Als der Skipper erwacht, gegen 07:00 Uhr, wird erst einmal ausgerefft, aber der Motor bleibt an, denn der Wind ist schwach, und wir sollten bis heute Abend 19 Uhr 75 sm geschafft haben. Jetzt kann auch die Heizung ausprobiert werden, falls es auf den Azoren noch richtig kühl ist, müssen wir nicht frieren, denn sie läuft einwandfrei. Bald danach kann der Motor ausgeschaltet werden und wir segeln gemächlich, mit sechs Knoten Fahrt bei sieben bis acht Knoten Wind über das heute flache Meer.
Man soll es ja nicht beschreien, aber heute ist einer der entspanntesten Segeltage überhaupt.
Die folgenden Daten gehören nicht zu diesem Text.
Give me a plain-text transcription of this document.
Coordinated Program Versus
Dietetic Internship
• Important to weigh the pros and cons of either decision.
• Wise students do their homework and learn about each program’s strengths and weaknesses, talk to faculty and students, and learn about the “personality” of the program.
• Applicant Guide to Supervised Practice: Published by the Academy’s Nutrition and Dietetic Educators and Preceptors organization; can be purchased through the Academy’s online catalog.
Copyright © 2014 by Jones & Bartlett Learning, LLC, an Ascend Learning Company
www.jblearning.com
Wind zwischen sieben und zehn Knoten, Windeinfallswinkel zwischen 100 und 120 Grad, Sonne, glattes Wasser. Dabei läuft die Hexe mit guten sieben bis acht Knoten Fahrt. Von uns aus könnte das so bleiben bis zu den Azoren. Ich fürchte nur, dass das Wunschträume sind.
Gerade haben wir einen neuen Wetterbericht geholt, es sieht immer noch sehr gut aus für uns, die Winde scheinen uns gewogen, sie sollen uns mit zuweilen bis zu 20 Knoten von achtern anschieben.
Seit über zwei Stunden beobachte ich einen Tanker, der auf Kollisionskurs zu uns von Backbord ankommt. Zwanzig Minuten, bevor wir uns wirklich zu nahe kommen, rufe ich die „Golden Ray“, sie ist auf dem Weg nach Antwerpen, der freundliche Mensch am Funk verspricht sofort, ein Auge auf unsere Route zu haben, und dreht schnell ab, um hinter uns statt vornedran durch zu gehen.
Inzwischen sind wir tatsächlich so schnell geworden, denn seit 15:50 steht der Gennaker und zieht uns bei elf Knoten wahrem Wind mit über acht Knoten Geschwindigkeit übers Meer. So werden wir bis zur Dunkelheit weiter fahren, in der Nacht segeln wir lieber etwas konservativer, denn mit dem großen Segel können wir zwei nicht so schnelle Manöver ausführen.